As the evidence for dark matter builds, astronomers have begun modelling how it ought to be distributed around the cosmos.  They’ve shown how it must be distributed on the largest scale to make clusters of galaxies form in the way we see, various other simulations show that it forms a kind of halo around galaxies such as the Milky Way.

But what of smaller scales? Today, Ethan Siegel and his student Xiaoying Xu at the University of Arizona produce the first model showing how much dark matter there is in the Solar System.

They say that throughout its 4.5 billion year history, the Sun will have been sweeping up the dark stuff as it has moved through the Milky Way. Siegel estimates that in this time it will have gathered some 8 x10^19 kilograms of dark matter, or about 300 times the background levels in the Milky Way.

That’s a lot of mass and Siegel points out that that much dark matter should have profound implications for the various teams searching for it. It means there ought to be more dark matter than anybody expected although this will have a smaller velocity relative to Earth because it should be moving through the galaxy with the Sun. Keep ’em peeled, guys.

It’s also easy to think that this much dark matter  might have a bearing on the Pioneer anomaly, the unexplained acceleration towards the Sun of our most distant space probes. But no, says Siegel.
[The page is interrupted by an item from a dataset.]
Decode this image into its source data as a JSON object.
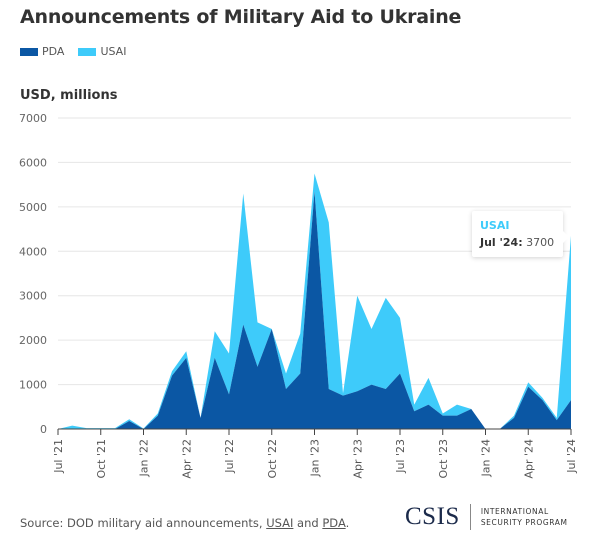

This amount of dark matter is much several orders of magnitude smaller than  than the mass of Pluto or any of the larger moons in the solar system. So there’s not nearly enough to explain the observed accelerations, he concludes.

So that’s that then.

Ref: arxiv.org/abs/0806.3767: Dark Matter in the Solar System

3 Responses to “Solar system filled with dark matter, say astronomers”

  1. Zephir says:

    Contribution to the Pioneer spacecraft acceleration towards the Sun is roughly

    a = (8 ± 1) x 10E-10 m/s^2

    which is the same acceleration as the critical acceleration relevant for MOND theories – so no dark matter is needed here at all.

  2. Mario says:

    So called Dark Matter may only be a matter of an effective force caused by a possibility of our being within a (Dark)Black Hole. As the so called Big Bang shoots out in all directions, we will eventually be vacuumed into another dimensional sphere of influence; more than likely clumping into more Light Matter.

  3. Ron says:

    DO photons have mass? And if they do maybe this accounts for the so-called dark matter. I am yet to be convinced of this dark matter/dark energy /dark knowledge theory. Bring on Hawking.